= Harold Chapson =

American masters athlete (1902–1992)

Harold B. Chapson (July 11, 1902 - November 19, 1992) was an American masters athlete. As the division was in its infancy, Chanson explored the abilities of a 70 plus year old, setting numerous Masters athletics world records in events from 400 metres to 1500 metres. He still holds many American records. In 1998 he was elected into the USATF Masters Hall of Fame.

He was originally from Pagosa Springs, Colorado, where his parents Elmer and Alma Chapson were regarded as pioneers. His mother lived to age 103, dying in Sebastopol, California in 1983 where she was an avid walker into her second century. Chapson was involved in track and field for more than 60 years dating back to the 1920s. He was a track star at Colorado A&M in 1925 and 1926. His autobiography shares the harsh living conditions from his days as a child. He had polio at age 5 which limited his left arm. He adjusted his running style to adapt to the handicap.

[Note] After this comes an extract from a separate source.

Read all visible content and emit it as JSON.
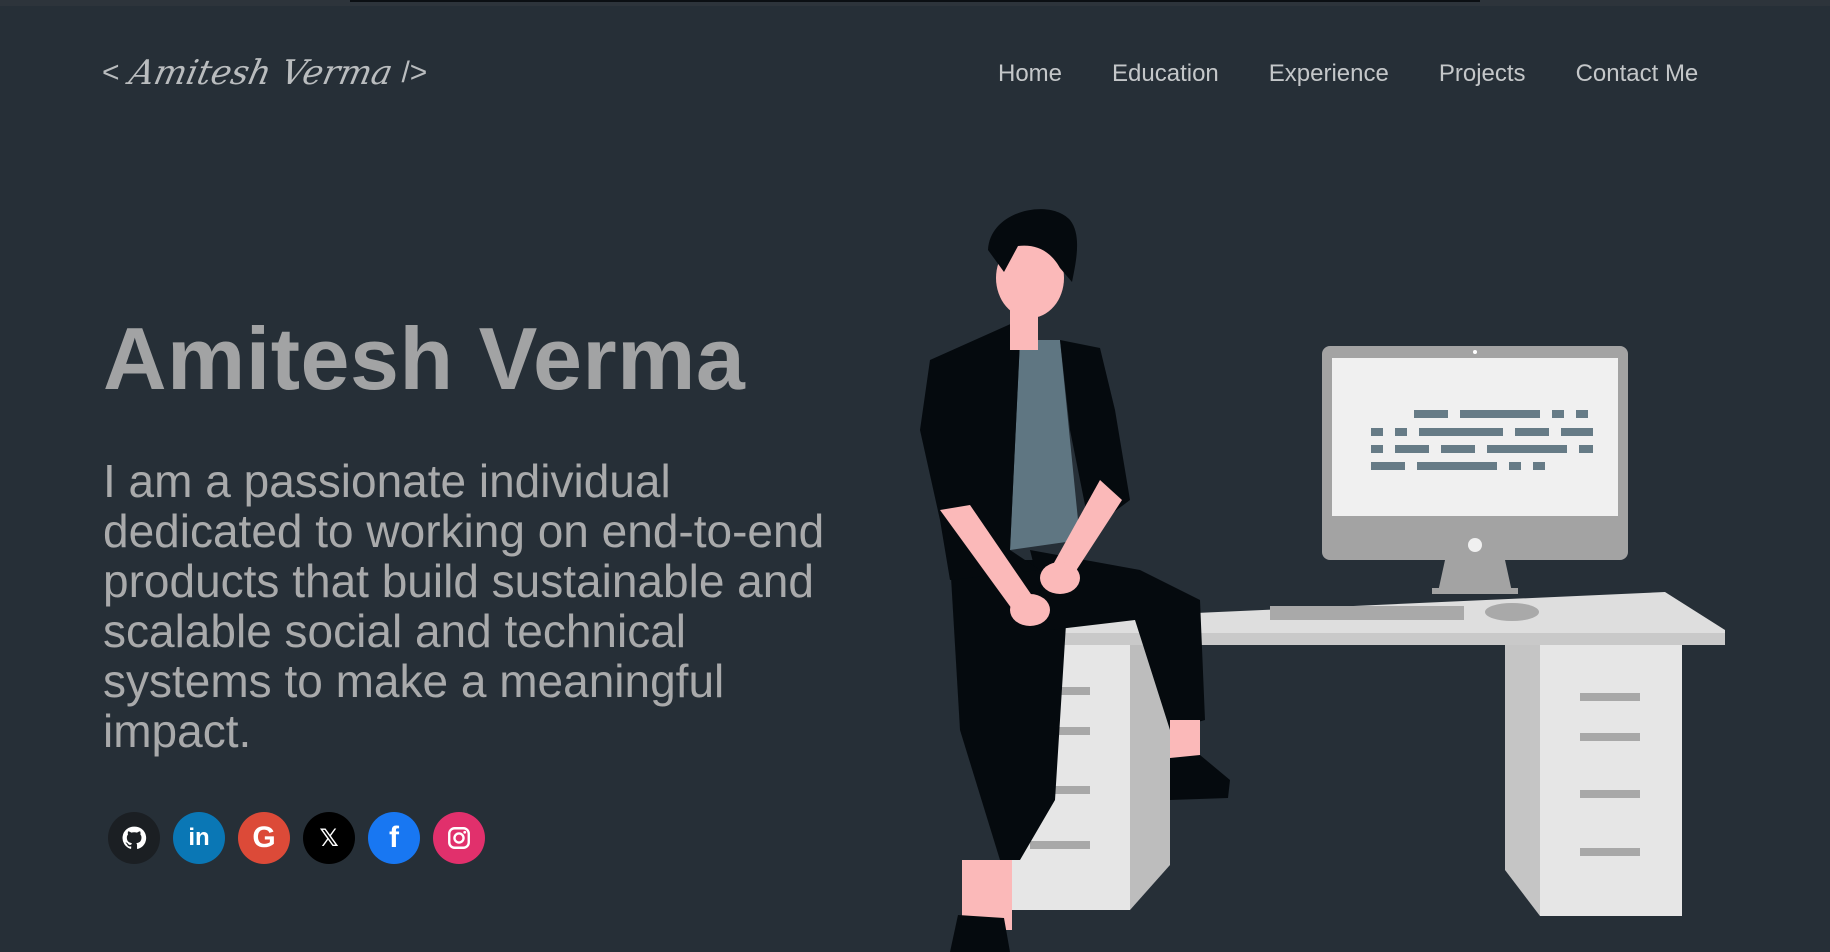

He moved to Hawaii in 1929, teaching shop and agriculture teacher at a junior high school. After he retired in 1964, he began walking trails for exercise.

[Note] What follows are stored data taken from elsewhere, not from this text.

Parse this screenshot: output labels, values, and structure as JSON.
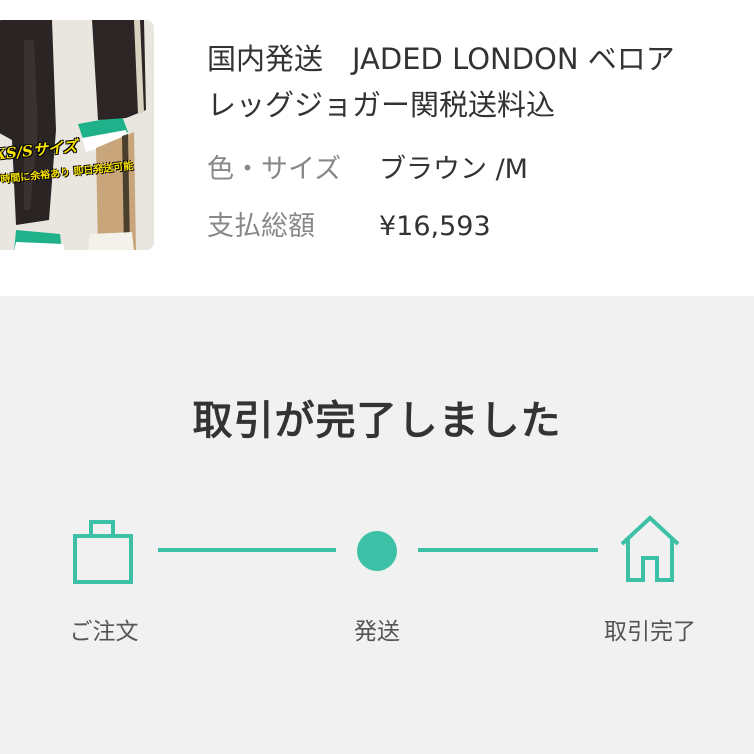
{
  "product": {
    "title_line1": "国内発送　JADED LONDON ベロア",
    "title_line2": "レッグジョガー関税送料込",
    "variant_label": "色・サイズ",
    "variant_value": "ブラウン /M",
    "total_label": "支払総額",
    "total_value": "¥16,593",
    "thumbnail": {
      "caption": "XS/Sサイズ",
      "caption_sub": "時間に余裕あり 即日発送可能",
      "icon": "product-photo"
    }
  },
  "status": {
    "title": "取引が完了しました"
  },
  "progress": {
    "accent_color": "#3cc0a6",
    "steps": [
      {
        "label": "ご注文",
        "icon": "shopping-bag-icon"
      },
      {
        "label": "発送",
        "icon": "dot-icon"
      },
      {
        "label": "取引完了",
        "icon": "house-icon"
      }
    ],
    "current_step": 3
  }
}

"It was 1968 that I took up running again. I live right across the street from Ala Moana Park and it just occurred to me one day that I should get out there and run. The running boom hadn't got off the ground then, and I'd sometimes be the only one running in the park. I liked the way I felt after I ran and so I started doing it regularly, maybe two or three miles a day."

He served as president of the Mid-Pacific Road Running Club starting in 1976 and also worked as a track official. The club hosts the Harold Chapson Memorial 8K starting and finishing in Kapiolani Park every January. He was part of the Faces in the Crowd section of Sports Illustrated, August 20, 1973 issue.

On his 80th birthday, he set the M80 world record in the 800 meters and 1500 meters. He further improved the 800 record, the 1500 record lasted for just over 29 years.